Kartelite : thanks for your suggestion - but difficult to calculate if the only score you have is your own score?
1recho , I heard from past candidates that they used to provide rankings (and scores?), but what happened was candidates begin to compare rankings and scores across years which may not be meaningful. If you compare a 70% score from one year, it might not mean the same as a 70% score the next year as the difficulty of exams changes.
Sorry. How I got that was by assuming that the scores in the itemsets were binomially distributed with N trials and P probability of getting the answers correct then getting the conditional expectation per band. I just used N=6 and P=50% (a crude assumption). 38.10% is the conditional expectation of the lower band, 66.67% for the middle as there can only be 1 score for the middle band and 85.71% for the upper band.

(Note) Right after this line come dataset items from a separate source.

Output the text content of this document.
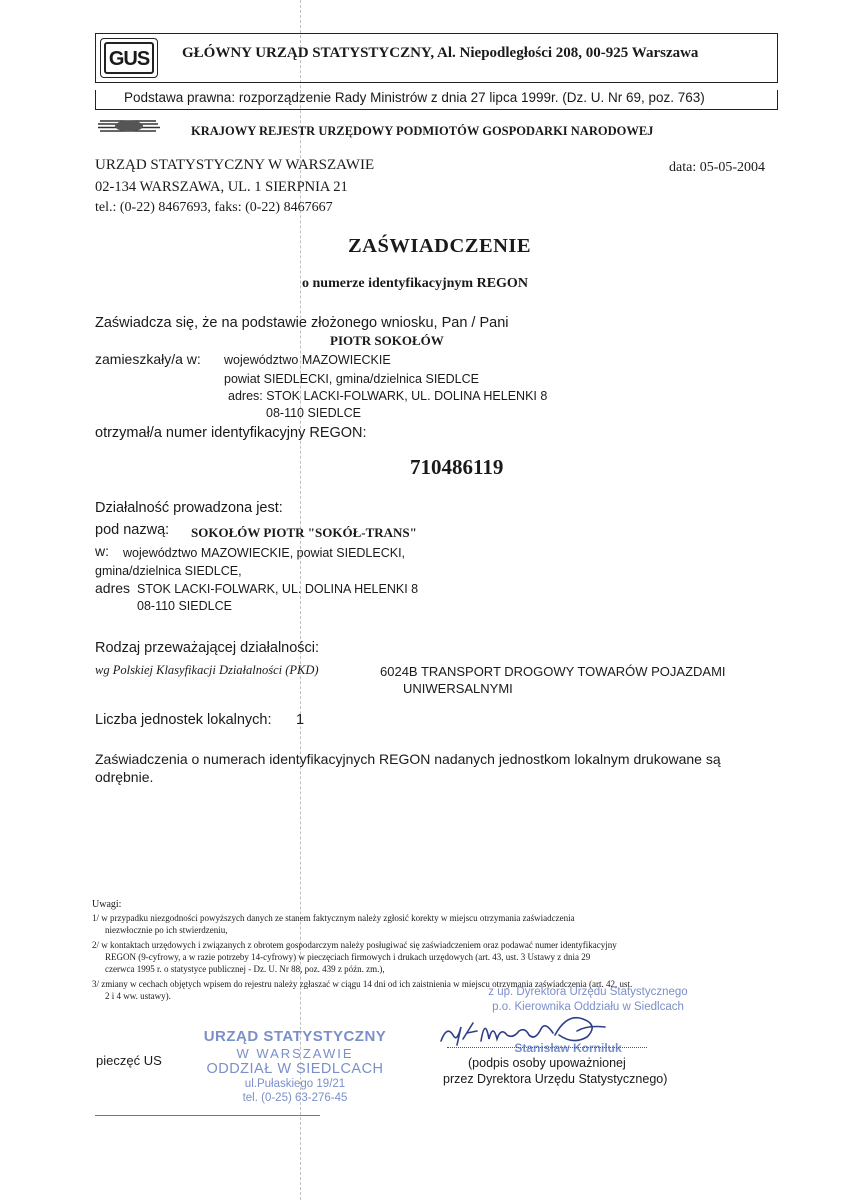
GUS	GŁÓWNY URZĄD STATYSTYCZNY, Al. Niepodległości 208, 00-925 Warszawa
Podstawa prawna: rozporządzenie Rady Ministrów z dnia 27 lipca 1999r. (Dz. U. Nr 69, poz. 763)
KRAJOWY REJESTR URZĘDOWY PODMIOTÓW GOSPODARKI NARODOWEJ
URZĄD STATYSTYCZNY W WARSZAWIE
02-134 WARSZAWA, UL. 1 SIERPNIA 21
tel.: (0-22) 8467693, faks: (0-22) 8467667
data: 05-05-2004
ZAŚWIADCZENIE
o numerze identyfikacyjnym REGON
Zaświadcza się, że na podstawie złożonego wniosku, Pan / Pani
PIOTR SOKOŁÓW
zamieszkały/a w: województwo MAZOWIECKIE
powiat SIEDLECKI, gmina/dzielnica SIEDLCE
adres: STOK LACKI-FOLWARK, UL. DOLINA HELENKI 8
08-110 SIEDLCE
otrzymał/a numer identyfikacyjny REGON:
710486119
Działalność prowadzona jest:
pod nazwą: SOKOŁÓW PIOTR "SOKÓŁ-TRANS"
w: województwo MAZOWIECKIE, powiat SIEDLECKI,
gmina/dzielnica SIEDLCE,
adres STOK LACKI-FOLWARK, UL. DOLINA HELENKI 8
08-110 SIEDLCE
Rodzaj przeważającej działalności:
wg Polskiej Klasyfikacji Działalności (PKD)	6024B TRANSPORT DROGOWY TOWARÓW POJAZDAMI
UNIWERSALNYMI
Liczba jednostek lokalnych: 1
Zaświadczenia o numerach identyfikacyjnych REGON nadanych jednostkom lokalnym drukowane są
odrębnie.
Uwagi:
1/ w przypadku niezgodności powyższych danych ze stanem faktycznym należy zgłosić korekty w miejscu otrzymania zaświadczenia
niezwłocznie po ich stwierdzeniu,
2/ w kontaktach urzędowych i związanych z obrotem gospodarczym należy posługiwać się zaświadczeniem oraz podawać numer identyfikacyjny
REGON (9-cyfrowy, a w razie potrzeby 14-cyfrowy) w pieczęciach firmowych i drukach urzędowych (art. 43, ust. 3 Ustawy z dnia 29
czerwca 1995 r. o statystyce publicznej - Dz. U. Nr 88, poz. 439 z późn. zm.),
3/ zmiany w cechach objętych wpisem do rejestru należy zgłaszać w ciągu 14 dni od ich zaistnienia w miejscu otrzymania zaświadczenia (art. 42, ust.
2 i 4 ww. ustawy).	z up. Dyrektora Urzędu Statystycznego
p.o. Kierownika Oddziału w Siedlcach
Stanisław Korniluk
URZĄD STATYSTYCZNY
W WARSZAWIE
ODDZIAŁ W SIEDLCACH
ul.Pułaskiego 19/21
tel. (0-25) 63-276-45
pieczęć US	(podpis osoby upoważnionej
przez Dyrektora Urzędu Statystycznego)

I think this is also how kartelite got approx. 5.1 for the upper band, I just divided my result by 6 to get 85.71%.
This is only applicable for the PM section, though, as the AM section is quite different.
That’s true. But you could get a pretty rough idea if someone ran a huge simulation over lots of scores based on your “initial” 40/60/80 score. As in, given that a 40/60/80 score was X, we can obtain a confidence interval about the score using the iterated method (which should be a good estimate itself).
This would be less accurate as it doesn’t account for the number of questions that were in a section for each particular band.
Maybe we could get a large sample size for the vignette sections and estimate P by using Maximum Likelihood Estimation but still assuming a binomial distribution?
300hours, may we have a peek at some of your data?